Fluorescent microscopy makes use of molecules, such as green fluorescent protein (GFP), that emit coloured light when illuminated with light of a specific wavelength. Molecules like GFP can be used to label proteins of interest and can reveal information about the relationships of molecules within cells. Fluorescence polarisation, also known as anisotropy, is specific parameter of fluorescence that can provide additional information about the properties of individual molecules.
Fluorescence anisotropy has been used to study isolated molecules. Now, a recent study describes a novel fluorescence anisotropy method that studies the dynamics of large protein complexes in real time in live cells. The research, published by Cell Press on September 21 in Biophysical Journal, is significant as the powerful new approach could be useful for studying many different types of intracellular protein complexes.
Dr Sanford M. Simon, from The Rockefeller University, led a research group who developed and used the new approach to study individual protein domains within a complex structure called the nuclear pore complex (NPC). The NPC is a large assembly of proteins that cross the double membrane that surrounds the nucleus of a cell. The NPC regulates the transport of substances into and out of the nucleus, which houses most of the cell's genetic material. 'Recent structural studies have revealed some atomic detail of NPC architecture, but the dynamics and molecular mechanism of this central machinery of life are largely unknown,' says Dr Simon.

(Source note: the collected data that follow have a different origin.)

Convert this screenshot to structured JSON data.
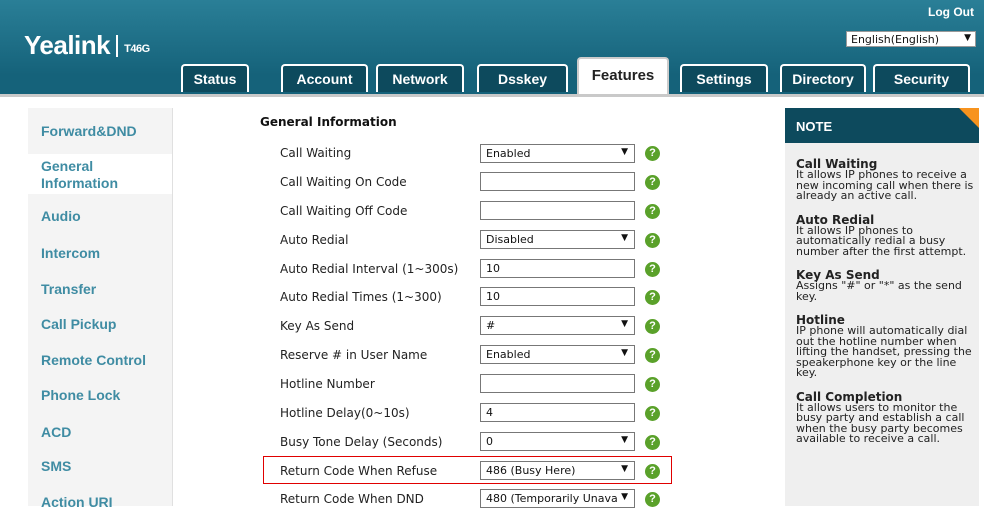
{
  "header": {
    "brand": "Yealink",
    "model": "T46G",
    "logout": "Log Out",
    "language": "English(English)"
  },
  "tabs": [
    {
      "label": "Status"
    },
    {
      "label": "Account"
    },
    {
      "label": "Network"
    },
    {
      "label": "Dsskey"
    },
    {
      "label": "Features"
    },
    {
      "label": "Settings"
    },
    {
      "label": "Directory"
    },
    {
      "label": "Security"
    }
  ],
  "sidebar": {
    "items": [
      {
        "label": "Forward&DND"
      },
      {
        "label": "General Information"
      },
      {
        "label": "Audio"
      },
      {
        "label": "Intercom"
      },
      {
        "label": "Transfer"
      },
      {
        "label": "Call Pickup"
      },
      {
        "label": "Remote Control"
      },
      {
        "label": "Phone Lock"
      },
      {
        "label": "ACD"
      },
      {
        "label": "SMS"
      },
      {
        "label": "Action URI"
      }
    ]
  },
  "main": {
    "section_title": "General Information",
    "rows": [
      {
        "label": "Call Waiting",
        "value": "Enabled"
      },
      {
        "label": "Call Waiting On Code",
        "value": ""
      },
      {
        "label": "Call Waiting Off Code",
        "value": ""
      },
      {
        "label": "Auto Redial",
        "value": "Disabled"
      },
      {
        "label": "Auto Redial Interval (1~300s)",
        "value": "10"
      },
      {
        "label": "Auto Redial Times (1~300)",
        "value": "10"
      },
      {
        "label": "Key As Send",
        "value": "#"
      },
      {
        "label": "Reserve # in User Name",
        "value": "Enabled"
      },
      {
        "label": "Hotline Number",
        "value": ""
      },
      {
        "label": "Hotline Delay(0~10s)",
        "value": "4"
      },
      {
        "label": "Busy Tone Delay (Seconds)",
        "value": "0"
      },
      {
        "label": "Return Code When Refuse",
        "value": "486 (Busy Here)"
      },
      {
        "label": "Return Code When DND",
        "value": "480 (Temporarily Unava"
      }
    ],
    "help_glyph": "?"
  },
  "note": {
    "title": "NOTE",
    "items": [
      {
        "title": "Call Waiting",
        "text": "It allows IP phones to receive a new incoming call when there is already an active call."
      },
      {
        "title": "Auto Redial",
        "text": "It allows IP phones to automatically redial a busy number after the first attempt."
      },
      {
        "title": "Key As Send",
        "text": "Assigns \"#\" or \"*\" as the send key."
      },
      {
        "title": "Hotline",
        "text": "IP phone will automatically dial out the hotline number when lifting the handset, pressing the speakerphone key or the line key."
      },
      {
        "title": "Call Completion",
        "text": "It allows users to monitor the busy party and establish a call when the busy party becomes available to receive a call."
      }
    ]
  },
  "colors": {
    "header": "#1d6f86",
    "tab": "#0d4a5d",
    "sidebar_link": "#3f8ca3",
    "help": "#5aa12a",
    "highlight": "#e00000",
    "note_accent": "#f7931e"
  }
}
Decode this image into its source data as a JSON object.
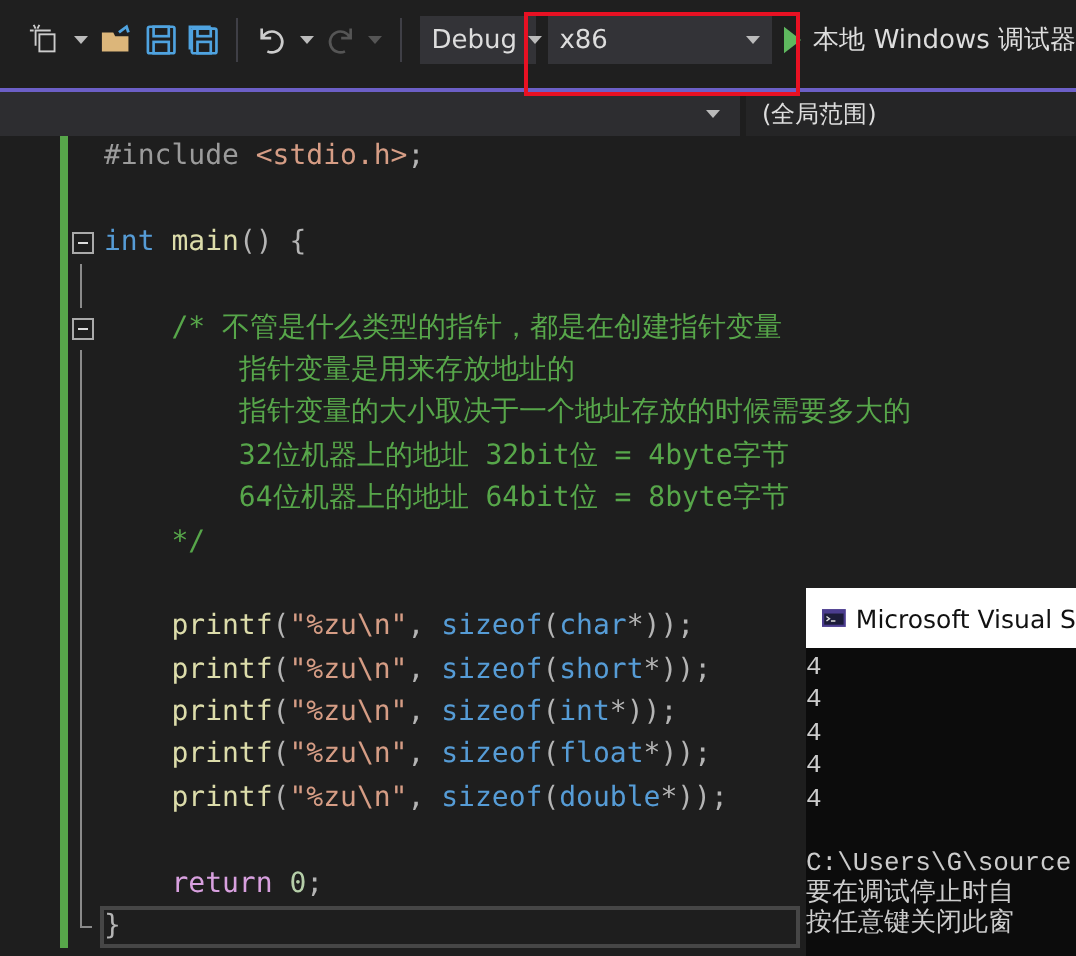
{
  "toolbar": {
    "redo_disabled": true,
    "configuration": "Debug",
    "platform": "x86",
    "platform_highlighted": true,
    "run_label": "本地 Windows 调试器"
  },
  "navigation_bar": {
    "scope": "(全局范围)"
  },
  "editor": {
    "lines": [
      {
        "current": false,
        "tokens": [
          {
            "kind": "preprocessor",
            "text": "#include "
          },
          {
            "kind": "string",
            "text": "<stdio.h>"
          },
          {
            "kind": "punct",
            "text": ";"
          }
        ]
      },
      {
        "current": false
      },
      {
        "current": false,
        "kind": "fold-start",
        "tokens": [
          {
            "kind": "keyword",
            "text": "int"
          },
          {
            "kind": "function",
            "text": " main"
          },
          {
            "kind": "punct",
            "text": "() {"
          }
        ]
      },
      {
        "current": false,
        "kind": "fold-inner"
      },
      {
        "current": false,
        "kind": "fold-start",
        "tokens": [
          {
            "kind": "comment",
            "text": "    /* 不管是什么类型的指针，都是在创建指针变量"
          }
        ]
      },
      {
        "current": false,
        "kind": "fold-inner",
        "tokens": [
          {
            "kind": "comment",
            "text": "        指针变量是用来存放地址的"
          }
        ]
      },
      {
        "current": false,
        "kind": "fold-inner",
        "tokens": [
          {
            "kind": "comment",
            "text": "        指针变量的大小取决于一个地址存放的时候需要多大的"
          }
        ]
      },
      {
        "current": false,
        "kind": "fold-inner",
        "tokens": [
          {
            "kind": "comment",
            "text": "        32位机器上的地址 32bit位 = 4byte字节"
          }
        ]
      },
      {
        "current": false,
        "kind": "fold-inner",
        "tokens": [
          {
            "kind": "comment",
            "text": "        64位机器上的地址 64bit位 = 8byte字节"
          }
        ]
      },
      {
        "current": false,
        "kind": "fold-inner",
        "tokens": [
          {
            "kind": "comment",
            "text": "    */"
          }
        ]
      },
      {
        "current": false,
        "kind": "fold-inner"
      },
      {
        "current": false,
        "kind": "fold-inner",
        "tokens": [
          {
            "kind": "function",
            "text": "    printf"
          },
          {
            "kind": "punct",
            "text": "("
          },
          {
            "kind": "string",
            "text": "\"%zu\\n\""
          },
          {
            "kind": "punct",
            "text": ", "
          },
          {
            "kind": "keyword",
            "text": "sizeof"
          },
          {
            "kind": "punct",
            "text": "("
          },
          {
            "kind": "keyword",
            "text": "char"
          },
          {
            "kind": "punct",
            "text": "*));"
          }
        ]
      },
      {
        "current": false,
        "kind": "fold-inner",
        "tokens": [
          {
            "kind": "function",
            "text": "    printf"
          },
          {
            "kind": "punct",
            "text": "("
          },
          {
            "kind": "string",
            "text": "\"%zu\\n\""
          },
          {
            "kind": "punct",
            "text": ", "
          },
          {
            "kind": "keyword",
            "text": "sizeof"
          },
          {
            "kind": "punct",
            "text": "("
          },
          {
            "kind": "keyword",
            "text": "short"
          },
          {
            "kind": "punct",
            "text": "*));"
          }
        ]
      },
      {
        "current": false,
        "kind": "fold-inner",
        "tokens": [
          {
            "kind": "function",
            "text": "    printf"
          },
          {
            "kind": "punct",
            "text": "("
          },
          {
            "kind": "string",
            "text": "\"%zu\\n\""
          },
          {
            "kind": "punct",
            "text": ", "
          },
          {
            "kind": "keyword",
            "text": "sizeof"
          },
          {
            "kind": "punct",
            "text": "("
          },
          {
            "kind": "keyword",
            "text": "int"
          },
          {
            "kind": "punct",
            "text": "*));"
          }
        ]
      },
      {
        "current": false,
        "kind": "fold-inner",
        "tokens": [
          {
            "kind": "function",
            "text": "    printf"
          },
          {
            "kind": "punct",
            "text": "("
          },
          {
            "kind": "string",
            "text": "\"%zu\\n\""
          },
          {
            "kind": "punct",
            "text": ", "
          },
          {
            "kind": "keyword",
            "text": "sizeof"
          },
          {
            "kind": "punct",
            "text": "("
          },
          {
            "kind": "keyword",
            "text": "float"
          },
          {
            "kind": "punct",
            "text": "*));"
          }
        ]
      },
      {
        "current": false,
        "kind": "fold-inner",
        "tokens": [
          {
            "kind": "function",
            "text": "    printf"
          },
          {
            "kind": "punct",
            "text": "("
          },
          {
            "kind": "string",
            "text": "\"%zu\\n\""
          },
          {
            "kind": "punct",
            "text": ", "
          },
          {
            "kind": "keyword",
            "text": "sizeof"
          },
          {
            "kind": "punct",
            "text": "("
          },
          {
            "kind": "keyword",
            "text": "double"
          },
          {
            "kind": "punct",
            "text": "*));"
          }
        ]
      },
      {
        "current": false,
        "kind": "fold-inner"
      },
      {
        "current": false,
        "kind": "fold-inner",
        "tokens": [
          {
            "kind": "control",
            "text": "    return "
          },
          {
            "kind": "number",
            "text": "0"
          },
          {
            "kind": "punct",
            "text": ";"
          }
        ]
      },
      {
        "current": true,
        "kind": "fold-end",
        "tokens": [
          {
            "kind": "punct",
            "text": "}"
          }
        ]
      }
    ]
  },
  "console": {
    "title": "Microsoft Visual S",
    "output": [
      "4",
      "4",
      "4",
      "4",
      "4"
    ],
    "messages": [
      "C:\\Users\\G\\source",
      "要在调试停止时自",
      "按任意键关闭此窗"
    ]
  }
}
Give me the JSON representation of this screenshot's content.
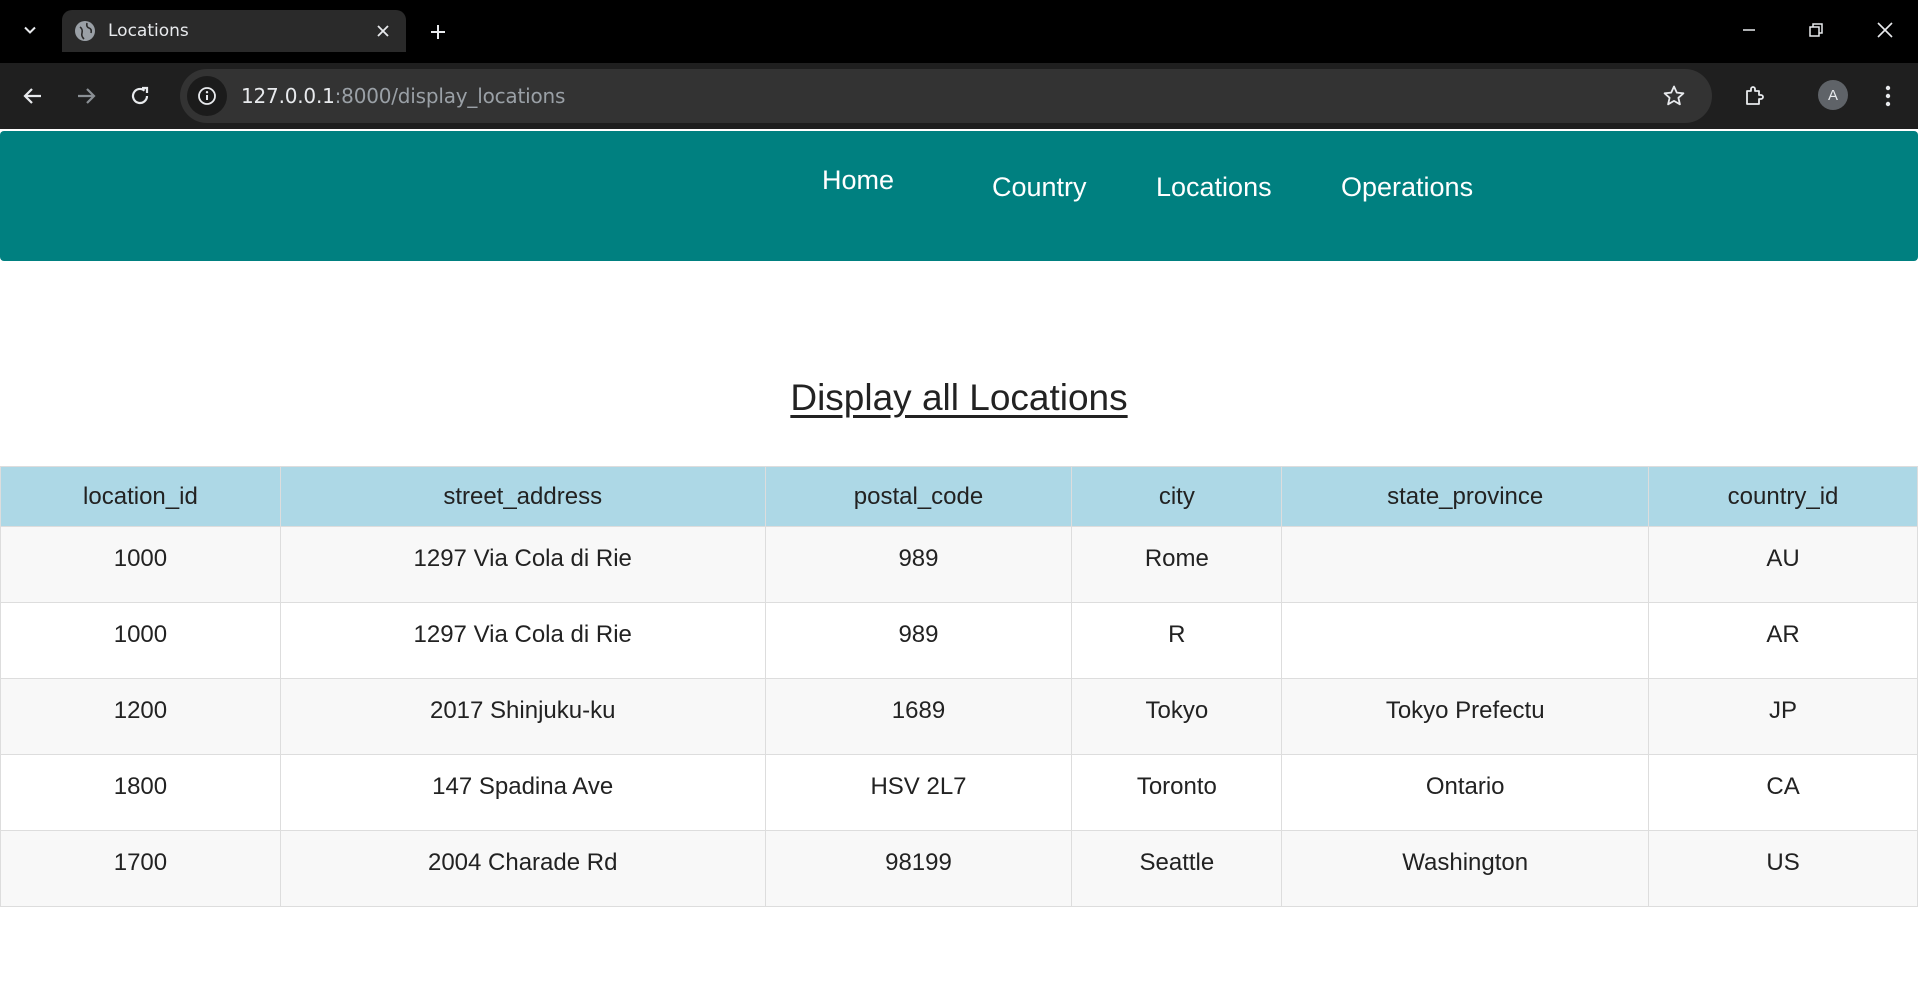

By fluorescently tagging specific domains of individual nucleoporins, the protein building blocks of the NPC, the researchers found both rigid and flexible regions. 'We found that fluorescence anisotropy measurements of GFP-tagged nucleoporins resolved the state of order or disorder of protein domains in live budding yeast and there were differences between different domains of the same protein,' explains Dr Simon. The technique can also reveal information about the physical arrangement of individual protein domains within the NPC.
This use of fluorescence anisotropy may also be useful for studying different types of proteins. 'This fluorescence anisotropy technique can be generalised and applied to discern order and disorder in other macromolecular complexes, providing they have symmetry or are organised relative to a greater structure,' concludes Dr Simon. 'Importantly, anisotropy imaging can be accomplished in live cells, yielding a new and complementary link between structure, dynamics, and the actual function of protein complexes in their native environment,' adds Dr David W. Piston, from Vanderbilt University, who wrote a 'New and Notable' article which accompanies the paper.